09.12.2016

Grosse Scheine, kriminelle Wirkung?

Die 500-Euro-Note wird bis Ende 2018 aus dem Verkehr gezogen. Die Europäische Zentralbank (EZB) will so die Finanzierung von Straftaten und Terror erschweren. Dieser Schritt könnte auch Auswirkungen auf die Schweizer Wirtschaft haben.

Bargeld macht Kriminellen das Leben leichter. Grosse Scheine sind in diesem Zusammenhang besonders beliebt, und so fand Mario Draghi, der Präsident der Europäische Zentralbank (EZB), dafür klare Worte: «Der 500-Euro-Schein ist ein Instrument für illegale Aktivitäten.»

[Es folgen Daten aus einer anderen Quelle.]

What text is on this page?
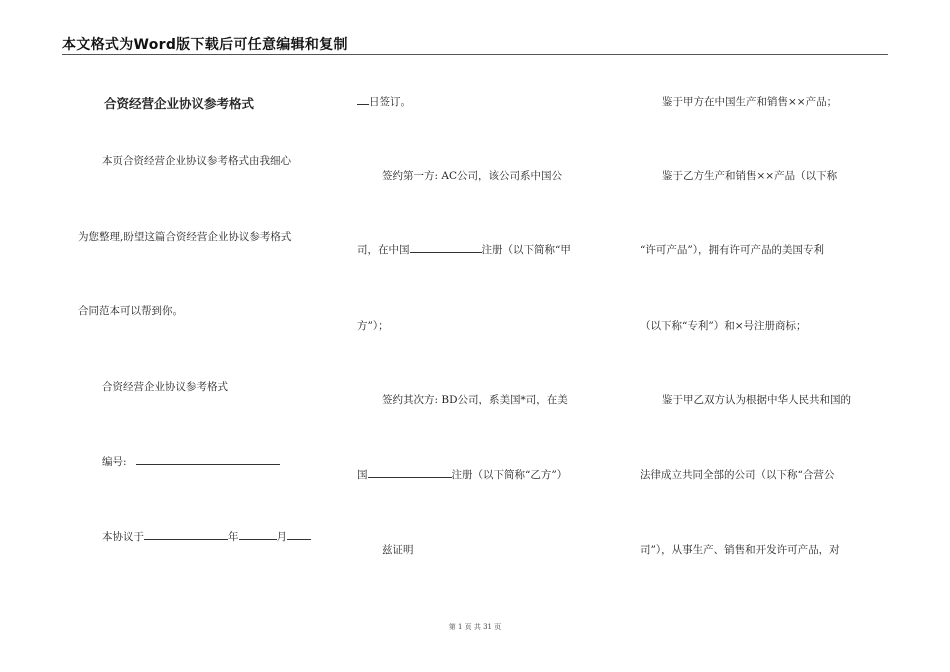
本文格式为Word版下载后可任意编辑和复制
合资经营企业协议参考格式
本页合资经营企业协议参考格式由我细心
为您整理,盼望这篇合资经营企业协议参考格式
合同范本可以帮到你。
合资经营企业协议参考格式
编号:
本协议于	年	月
日签订。
签约第一方: AC公司，该公司系中国公
司，在中国	注册（以下简称“甲
方”）；
签约其次方: BD公司，系美国*司，在美
国	注册（以下简称“乙方”）
兹证明
鉴于甲方在中国生产和销售××产品；
鉴于乙方生产和销售××产品（以下称
“许可产品”），拥有许可产品的美国专利
（以下称“专利”）和×号注册商标；
鉴于甲乙双方认为根据中华人民共和国的
法律成立共同全部的公司（以下称“合营公
司”），从事生产、销售和开发许可产品，对
第 1 页 共 31 页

Trotzdem sorgt die Abschaffung des 500-Euro-Scheins, die die EZB Anfang Mai beschlossen hat, für Diskussionen. Verschiedene Ökonomen sind nämlich überzeugt, der Schritt sei auch mit Blick auf die Steuerung der Euro-Stärke erfolgt.

Terrorfinanzierung im Visier

Zum einen könnte der Euro nämlich abgewertet werden, falls Verbrecher künftig in grossem Stil auf andere Währungen setzen. Geht die Nachfrage nach dem Euro für Terrorfinanzierung und Geldwäscherei zurück, sind spürbare Folgen zu erwarten.

Zum anderen wird sich durch die Aufgabe der 500-Euro-Note die Bargeldhaltung verteuern. Wer künftig hohe Beträge in kleineren Scheinen hält, muss mit steigenden Kosten rechnen. Denn eine sichere Aufbewahrung wird schon allein wegen des grösseren Volumens kostspieliger. Dabei ist in Zeiten von Negativzinsen das Bargeld für viele Sparer und Profianleger besonders attraktiv.

Der Entscheid der EZB zeigt bereits Wirkung. Die Ausgabe des 500-Euro-Scheins wird zwar erst gegen Ende 2018 eingestellt, und 500-Euro-Scheine bleiben auch darüber hinaus gültig. Doch seit die Diskussion über das Ende des 500-Euro Scheins Fahrt aufgenommen hatte, sank die Zahl der Fünfhunderter. Ende 2015 waren 614 Millionen Stück des lilafarbenen Geldscheins im Umlauf, im April waren es nur noch deren 588 Millionen.

1000-Franken-Noten nicht in Gefahr

Für die Schweizerische Nationalbank (SNB), die eine Schwächung des Schweizer Frankens gegenüber dem Euro anstrebt, wird sich die Situation weiter zuspitzen. Die 1000-Franken-Note, die ohnehin schon der wertvollste Schein der Welt ist, dürfte sich bald noch grösserer Beliebtheit erfreuen. Dies sowohl bei Anlegern mit legitimen Gründen wie auch bei Akteuren, die illegale Transaktionen abwickeln.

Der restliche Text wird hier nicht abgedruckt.